Las condiciones son claras: la concesión puede durar hasta 18 años. Anualmente se debe pagar una tasa de uso de al menos 80.000 euros, a la que se añade una tasa de actividad del 4 por ciento de las ventas. Y no: no siempre gana la oferta más alta. Lo decisivo es la oferta económicamente más ventajosa – es decir, la mejor relación entre precio, concepto y utilidad; como en procesos recientes de la ciudad, por ejemplo las concesiones de playa 2026–2029.

Qué deben aportar los operadores

Quien se postule debe aportar mucho más que buenas bebidas. La APB exige un concepto global coherente: arquitectura, integración en el paseo, accesibilidad, control del ruido y aspectos ambientales juegan un papel. En resumen: el diseño y la compatibilidad con el vecindario son obligatorios. Esto no es solo burocracia – refleja el deseo de la ciudad de proteger el espacio público.

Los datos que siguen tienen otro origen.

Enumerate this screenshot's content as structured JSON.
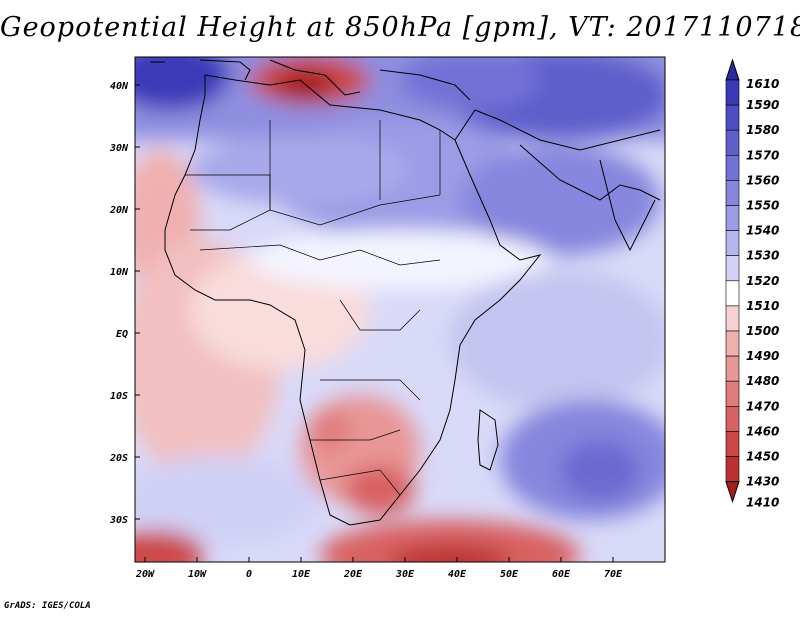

Anima Beach es hoy una ubicación de playa urbana con restaurante, música y eventos; la capacidad se estima en hasta 500 huéspedes. Si un nuevo operador se mantiene en ese formato o prueba algo distinto, está por verse.

La mirada del vecindario

En Palma hay muchos competidores: conceptos como Purobeach o proyectos de gastro-beach más pequeños marcan sus propias tendencias. Para los residentes, lo importante es: buena accesibilidad durante el día, volumen nocturno compatible y una mezcla justa entre oferta para turistas y ambiente local. Por eso, la nueva licitación es también una prueba para la administración municipal y la autoridad portuaria.

Al final no decide solo el número en el formulario de licitación. Sino la idea que hay detrás y cómo se integra en el paseo. Quien saca al perro por la mañana en el Paseo o cuenta barcos por la noche, mirará con atención. Yo también.